A.E. Talypov, V.V. Krylov, S.V. Tsarenko, Yu.V. Puras
Sklifosovsky Research Institute of Emergency Care,
Moscow State Medical-Stomatologic University, Moscow, Russia
Introduction. A choice of a trephination method (decompressive or osteoplastic) in severe craniocerebral trauma (SCCT) is one of the most disputable problems of neurotraumatology, sometimes characterized by absolutely contrary appraisals. The choice difficulty is conditioned by considerable scantiness of time for diagnosis and decision making and frequent impossibility to use modern diagnostic methods and means of control.
The goal of the present study was estimation of outcomes of SCCT in various versions of trephinatiom.
Materials and Methods. A problem of choosing a trephination type in patients with SCCT was studied at the Sklifosovsky Research Institute of Emergency Care in 2002-2003. Terms for including patients into the group under study were as follows:
The present study was based on results of clinical and instrumental examinations of 96 patients with SCCT. Investigation of 41 cases was prospective; their selection was randomized. Retrospective analysis of 55 medical histories of patients, who met the above requirements, was carried out. Osteoplastic trephination with dura suturing and fixation of a bone graft was performed in 41 cases (group I). Decompressive craniotomy with subtemporal resection, dura plasty with a liophilized transplant or Core membrane was made in 55 cases (group II). A bone graft was sutured into femoral soft tissues.
Results. Accidental distribution of patients into groups was analyzed. The groups were compared by sex, age, a period between trauma and operation, a level of consciousness before operation and CT findings (a volume of a traumatic focus, a value of lateral dislocation, a degree of axial dislocation). We did not reveal any reliable difference between these parameters in these groups (p>0.05); it confirmed possibility of their comparison.

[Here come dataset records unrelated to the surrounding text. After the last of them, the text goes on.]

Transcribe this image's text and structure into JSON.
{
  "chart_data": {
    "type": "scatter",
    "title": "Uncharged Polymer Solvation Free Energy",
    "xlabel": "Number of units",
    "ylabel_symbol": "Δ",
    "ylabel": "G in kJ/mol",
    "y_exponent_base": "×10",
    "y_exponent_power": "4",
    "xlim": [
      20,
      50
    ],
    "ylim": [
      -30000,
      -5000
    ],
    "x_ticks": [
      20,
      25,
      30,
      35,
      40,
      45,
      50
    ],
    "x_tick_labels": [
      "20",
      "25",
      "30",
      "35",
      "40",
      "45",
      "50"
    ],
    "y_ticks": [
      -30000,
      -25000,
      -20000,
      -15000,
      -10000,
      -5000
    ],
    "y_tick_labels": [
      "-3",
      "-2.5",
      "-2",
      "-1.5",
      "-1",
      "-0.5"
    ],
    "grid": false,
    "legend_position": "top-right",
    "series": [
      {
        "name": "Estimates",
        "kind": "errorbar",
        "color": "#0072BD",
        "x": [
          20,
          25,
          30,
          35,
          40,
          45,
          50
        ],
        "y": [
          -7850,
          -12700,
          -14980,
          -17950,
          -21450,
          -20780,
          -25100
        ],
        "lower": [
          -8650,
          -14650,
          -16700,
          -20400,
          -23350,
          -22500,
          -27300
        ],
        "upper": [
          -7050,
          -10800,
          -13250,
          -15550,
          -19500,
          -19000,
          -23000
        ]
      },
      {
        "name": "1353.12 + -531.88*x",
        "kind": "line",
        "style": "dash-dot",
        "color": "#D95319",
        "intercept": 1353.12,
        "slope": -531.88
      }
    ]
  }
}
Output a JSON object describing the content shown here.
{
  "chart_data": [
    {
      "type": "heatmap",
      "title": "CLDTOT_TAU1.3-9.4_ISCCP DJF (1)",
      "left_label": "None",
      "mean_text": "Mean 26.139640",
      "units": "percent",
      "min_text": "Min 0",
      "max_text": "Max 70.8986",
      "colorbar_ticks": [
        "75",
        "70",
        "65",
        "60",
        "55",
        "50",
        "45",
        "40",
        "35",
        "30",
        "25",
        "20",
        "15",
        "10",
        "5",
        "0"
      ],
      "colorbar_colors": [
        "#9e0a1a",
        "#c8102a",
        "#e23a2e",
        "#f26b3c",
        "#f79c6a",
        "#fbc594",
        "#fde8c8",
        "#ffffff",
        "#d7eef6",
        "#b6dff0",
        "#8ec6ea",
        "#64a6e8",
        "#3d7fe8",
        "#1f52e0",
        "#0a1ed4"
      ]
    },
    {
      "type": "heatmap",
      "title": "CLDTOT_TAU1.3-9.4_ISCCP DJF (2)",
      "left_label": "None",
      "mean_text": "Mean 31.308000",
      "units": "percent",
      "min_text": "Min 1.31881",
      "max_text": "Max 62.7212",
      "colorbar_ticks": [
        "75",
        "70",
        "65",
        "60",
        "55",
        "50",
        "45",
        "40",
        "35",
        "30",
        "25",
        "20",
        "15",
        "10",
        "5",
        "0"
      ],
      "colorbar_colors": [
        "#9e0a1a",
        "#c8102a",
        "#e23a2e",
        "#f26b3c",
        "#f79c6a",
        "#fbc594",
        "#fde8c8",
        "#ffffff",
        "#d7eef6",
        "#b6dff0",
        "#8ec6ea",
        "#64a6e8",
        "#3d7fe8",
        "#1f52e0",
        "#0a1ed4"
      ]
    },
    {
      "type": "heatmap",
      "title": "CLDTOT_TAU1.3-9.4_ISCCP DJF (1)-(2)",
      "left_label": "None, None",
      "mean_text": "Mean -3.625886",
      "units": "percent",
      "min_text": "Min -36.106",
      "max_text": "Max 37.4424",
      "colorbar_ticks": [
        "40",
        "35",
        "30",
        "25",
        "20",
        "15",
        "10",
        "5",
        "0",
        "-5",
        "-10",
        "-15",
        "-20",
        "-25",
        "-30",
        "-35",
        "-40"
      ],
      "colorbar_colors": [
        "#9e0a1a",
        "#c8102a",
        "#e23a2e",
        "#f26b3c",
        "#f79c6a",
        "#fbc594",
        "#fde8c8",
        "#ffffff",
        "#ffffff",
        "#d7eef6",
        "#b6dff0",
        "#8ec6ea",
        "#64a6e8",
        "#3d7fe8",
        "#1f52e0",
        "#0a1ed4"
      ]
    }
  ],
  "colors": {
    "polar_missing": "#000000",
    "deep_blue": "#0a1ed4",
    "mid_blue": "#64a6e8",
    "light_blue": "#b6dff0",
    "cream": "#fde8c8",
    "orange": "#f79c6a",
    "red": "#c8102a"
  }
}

The analysis of factors, effecting an outcome in patients with different types of trephination, was carried out. These factors were as follows: sex and age, a level of consciousness before operation, a period of time between trauma and operation, a volume of a traumatic focus, a value of lateral dislocation, a degree of axial dislocation, a state of brain during operation, operation duration. There was moderate correlation between an outcome and operation duration in both groups (R=0.43; p<0.05; n=96). This value was an indirect sign of technical difficulties, experienced during operation.
Mortality in the group of patients with osteoplastic trephination and in the group of cases with decompressive craniotomy was 70% and 74% respectively. Good results were watched in 7% of cases of the first group and 8% of patients of the second group. Satisfactory results were observed in 23% and 18% of cases respectively. We explain this high rate of mortality by considerable severity of a state and an extreme level of consciousness disorders. Postoperative mortality in casualties with SCCT, treated in the Neuroresuscitation Department of the above Institute, was 25-27%.Decompressive craniotomy was followed by development of external liquorrhea and meningitis in 2 casualties.
Conclusions. There was no reliable dependence of an outcome on a type of trephination. Despite a state severity, osteoplastic trephination is preferable, as it allows to reduce a risk of purulent complications and does not demand subsequent plasty of a skull defect.